Construction of a stable blowup solution with a prescribed behavior for a non-scaling-invariant semilinear heat equation

Abstract

We consider the semilinear heat equation \begin{eqnarray*} \partial_t u = \Delta u + |u|^{p-1} u \ln ^{\alpha}( u^2 +2), \end{eqnarray*} in the whole space $\mathbb{R}^n$, where $p > 1$ and $ \alpha \in \mathbb{R}$. Unlike the standard case $\alpha = 0$, this equation is not scaling invariant.

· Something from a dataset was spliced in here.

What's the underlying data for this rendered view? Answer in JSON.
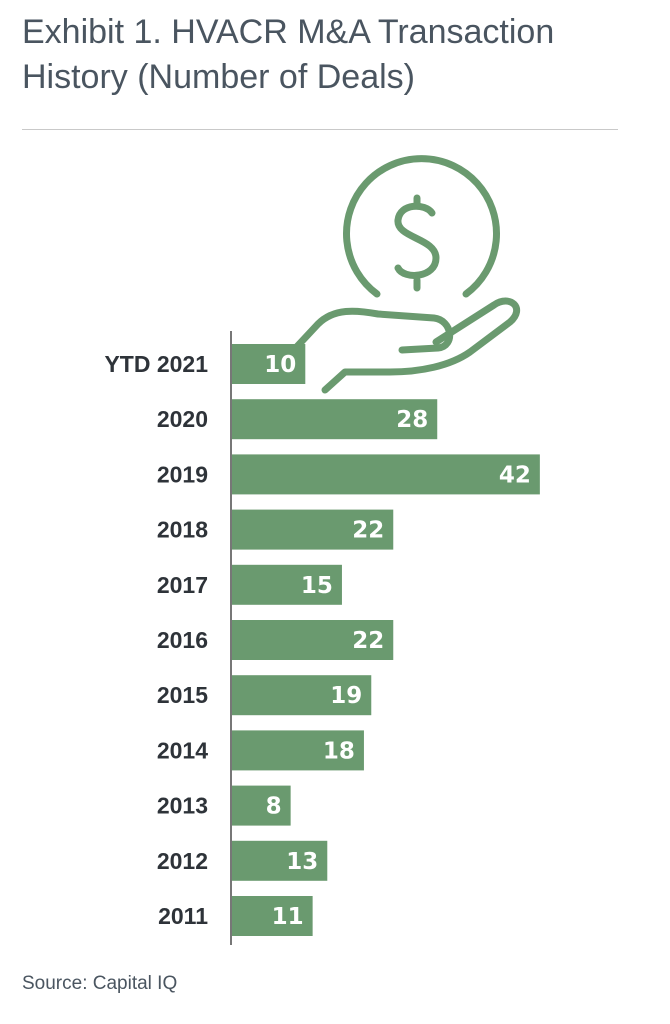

We construct for this equation a solution which blows up in finite time $T$ only at one blowup point $a$, according to the following asymptotic dynamics: \begin{eqnarray*} u(x,t) \sim \psi(t) \left(1 + \frac{(p-1)|x-a|^2}{4p(T -t)|\ln(T -t)|} \right)^{-\frac{1}{p-1}} \text{ as } t \to T, \end{eqnarray*} where $\psi(t)$ is the unique positive solution of the ODE \begin{eqnarray*} \psi' = \psi^p \ln^{\alpha}(\psi^2 +2), \quad \lim_{t\to T}\psi(t) = + \infty. \end{eqnarray*} The construction relies on the reduction of the problem to a finite dimensional one and a topological argument based on the index theory to get the conclusion. By the interpretation of the parameters of the finite dimensional problem in terms of the blowup time and the blowup point, we show the stability of the constructed solution with respect to perturbations in initial data. To our knowledge, this is the first successful construction for a genuinely non-scale invariant PDE of a stable blowup solution with the derivation of the blowup profile. From this point of view, we consider our result as a breakthrough.